IPA and consumables uses very quick and are extremely expensive

formlabs is not a good solution for small production prints…too expensive…


@Antone80 You should never pour the resin from a tank back into a cartridge. What I was refering to is pouring the resin in a tank that reached 100% of its lifetime (after 35 or 10 weeks, depends on the resin) into a new tank.
Like this, you may fill the new tank with maybe 95% of the resin needed to reach the minimum level for the printer to run. Then you need additional 5% of the total minimum volume from the new cartridge to reach the minimum level and the volume between minimum level and maximum level where the printer continues. That second part is then used for new prints, you don’t loose it - only those maybe 5% you lost because you did not get the last drop out of the old tank.
If you continue with the same tank, then the printer stops when the minimum level is reached and you need resin from the new cartridge to fill it again to maximum level and with that amount you can again produce nice prints until it needs to refill again.
To summarize, you only loose the amount of resin necessary to fill the first tank to minimum level and a little bit when you change the tank (not the cartridge!).
Does this make sense to you?


No it doesn’t. My tank has plenty of resin in it. Also it’s a brand new tank so I’m not really sure why you are talking about pouring it into another tank (which is like another $200 btw). What I’m talking about is the resin in the tank after the cartridge is empty. It is useless unless you have another cartridge with resin ($170) inserted. And also what I’m saying is that preform estimated that I only used 400ml of resin from this cartridge, if the tank is only half full right now, (around 200ml) why is my cartridge empty already? I’ve only used about 600ml total. Where’s the rest of the resin? Either Preform is horribly inacurate or I’m missing about 400ml of resin.
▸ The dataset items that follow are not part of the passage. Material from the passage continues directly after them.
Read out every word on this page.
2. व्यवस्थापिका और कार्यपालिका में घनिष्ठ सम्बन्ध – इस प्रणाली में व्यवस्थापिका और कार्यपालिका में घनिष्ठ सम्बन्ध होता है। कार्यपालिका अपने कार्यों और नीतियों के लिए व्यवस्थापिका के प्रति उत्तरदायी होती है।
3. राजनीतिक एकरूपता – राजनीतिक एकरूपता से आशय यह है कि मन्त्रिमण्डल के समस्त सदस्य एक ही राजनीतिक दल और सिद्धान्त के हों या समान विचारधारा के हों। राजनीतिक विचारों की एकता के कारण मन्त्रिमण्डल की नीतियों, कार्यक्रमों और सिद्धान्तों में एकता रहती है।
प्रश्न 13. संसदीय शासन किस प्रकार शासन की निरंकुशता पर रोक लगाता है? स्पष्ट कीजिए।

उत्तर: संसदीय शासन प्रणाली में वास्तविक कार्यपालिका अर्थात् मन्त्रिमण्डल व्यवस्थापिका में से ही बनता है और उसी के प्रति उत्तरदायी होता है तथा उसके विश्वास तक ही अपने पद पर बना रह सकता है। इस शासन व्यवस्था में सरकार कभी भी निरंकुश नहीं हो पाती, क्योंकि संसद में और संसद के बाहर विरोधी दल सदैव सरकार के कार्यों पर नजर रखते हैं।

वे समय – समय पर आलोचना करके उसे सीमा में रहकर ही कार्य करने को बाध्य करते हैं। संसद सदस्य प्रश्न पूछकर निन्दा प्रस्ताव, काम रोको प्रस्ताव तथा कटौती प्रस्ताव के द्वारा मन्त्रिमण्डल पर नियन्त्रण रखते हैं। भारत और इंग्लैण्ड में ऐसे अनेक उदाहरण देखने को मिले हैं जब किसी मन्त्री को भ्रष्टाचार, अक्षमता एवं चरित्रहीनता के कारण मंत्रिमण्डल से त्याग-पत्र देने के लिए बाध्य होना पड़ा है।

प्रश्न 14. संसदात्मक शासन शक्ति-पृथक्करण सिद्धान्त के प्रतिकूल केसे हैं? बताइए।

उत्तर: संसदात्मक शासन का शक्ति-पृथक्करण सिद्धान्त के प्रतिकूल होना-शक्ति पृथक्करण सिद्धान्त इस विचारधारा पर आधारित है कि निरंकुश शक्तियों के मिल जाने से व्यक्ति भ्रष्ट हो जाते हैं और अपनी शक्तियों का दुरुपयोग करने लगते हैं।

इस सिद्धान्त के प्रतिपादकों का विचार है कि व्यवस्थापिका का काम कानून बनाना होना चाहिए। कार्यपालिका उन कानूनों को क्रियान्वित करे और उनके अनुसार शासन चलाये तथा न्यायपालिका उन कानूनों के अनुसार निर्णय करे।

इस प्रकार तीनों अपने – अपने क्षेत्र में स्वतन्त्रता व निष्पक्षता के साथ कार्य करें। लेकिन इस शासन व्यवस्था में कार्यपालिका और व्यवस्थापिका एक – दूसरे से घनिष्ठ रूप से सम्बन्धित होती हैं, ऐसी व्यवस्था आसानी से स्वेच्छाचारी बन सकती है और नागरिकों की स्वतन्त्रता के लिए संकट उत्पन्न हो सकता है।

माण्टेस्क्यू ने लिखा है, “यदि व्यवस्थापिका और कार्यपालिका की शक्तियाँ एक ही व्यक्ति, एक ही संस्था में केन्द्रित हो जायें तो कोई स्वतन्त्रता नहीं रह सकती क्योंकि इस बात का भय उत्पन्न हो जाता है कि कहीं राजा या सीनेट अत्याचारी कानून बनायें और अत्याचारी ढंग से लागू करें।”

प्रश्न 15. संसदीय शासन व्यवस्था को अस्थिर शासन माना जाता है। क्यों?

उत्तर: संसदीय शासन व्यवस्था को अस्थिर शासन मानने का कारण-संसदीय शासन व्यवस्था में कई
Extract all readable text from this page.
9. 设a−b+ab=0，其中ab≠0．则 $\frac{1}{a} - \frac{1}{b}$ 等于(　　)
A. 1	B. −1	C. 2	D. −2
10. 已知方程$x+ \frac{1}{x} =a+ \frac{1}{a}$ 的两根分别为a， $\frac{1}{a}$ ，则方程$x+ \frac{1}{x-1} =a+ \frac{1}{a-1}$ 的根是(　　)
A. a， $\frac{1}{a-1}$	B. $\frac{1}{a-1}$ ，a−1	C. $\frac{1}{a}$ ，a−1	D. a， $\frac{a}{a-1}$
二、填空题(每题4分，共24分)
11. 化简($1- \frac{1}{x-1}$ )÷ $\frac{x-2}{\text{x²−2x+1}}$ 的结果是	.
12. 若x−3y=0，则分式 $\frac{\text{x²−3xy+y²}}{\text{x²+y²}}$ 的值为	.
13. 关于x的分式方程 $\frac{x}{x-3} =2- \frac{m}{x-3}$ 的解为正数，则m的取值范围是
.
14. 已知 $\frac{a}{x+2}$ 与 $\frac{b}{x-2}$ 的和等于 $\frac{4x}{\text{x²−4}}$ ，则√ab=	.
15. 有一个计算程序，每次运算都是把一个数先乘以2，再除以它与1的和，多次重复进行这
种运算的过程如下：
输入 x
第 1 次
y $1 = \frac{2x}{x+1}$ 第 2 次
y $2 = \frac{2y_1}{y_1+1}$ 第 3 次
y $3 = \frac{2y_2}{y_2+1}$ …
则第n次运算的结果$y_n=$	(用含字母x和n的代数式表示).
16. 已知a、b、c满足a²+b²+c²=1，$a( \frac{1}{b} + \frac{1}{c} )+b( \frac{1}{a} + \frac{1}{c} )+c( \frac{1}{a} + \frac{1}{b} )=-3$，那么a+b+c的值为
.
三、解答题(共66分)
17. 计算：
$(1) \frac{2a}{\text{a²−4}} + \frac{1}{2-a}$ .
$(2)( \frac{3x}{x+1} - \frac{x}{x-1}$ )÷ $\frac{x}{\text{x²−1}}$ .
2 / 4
I haven’t done the math recently, but in the past, I have found Preform to be pretty questionable on its estimates. More than that though, the printer itself seems to be horrible at keeping track of how much resin is in the bottle. Multiple times it has told me there are 400ml in the bottle, when it is clearly empty, and sometimes it’ll tell me the bottle is empty when it clearly has like a third of the bottle still full. As far as “missing” resin, it has been my experience that between the questionable estimates in Preform, the resin lost when cleaning a failed print, and the sometimes rather substantial amount of resin clinging to the part after printing, I get about a 15% loss factor.


Coincidentally, I received an email survey relating to this. I answered in saying that the resin and consumables cost for this printer is way too high to compete with users of printers like Photon and others.

I’ve had some questionable results in printing with soft details and for anything like engineering prototypes, the tolerances are all over the place often requiring reprints and model tweaks to get things to fit.

It’s keeping me from doing much of what I planned when buying the printer. I have to factor in excessive resin cost, wearing out a tank and eventually wearing out the light unit and that is after getting good prints that don’t have shift lines going through them.

I’m looking at other people’s results with sub $500 printers and $40 resin and kind of feeling less warm and fuzzy.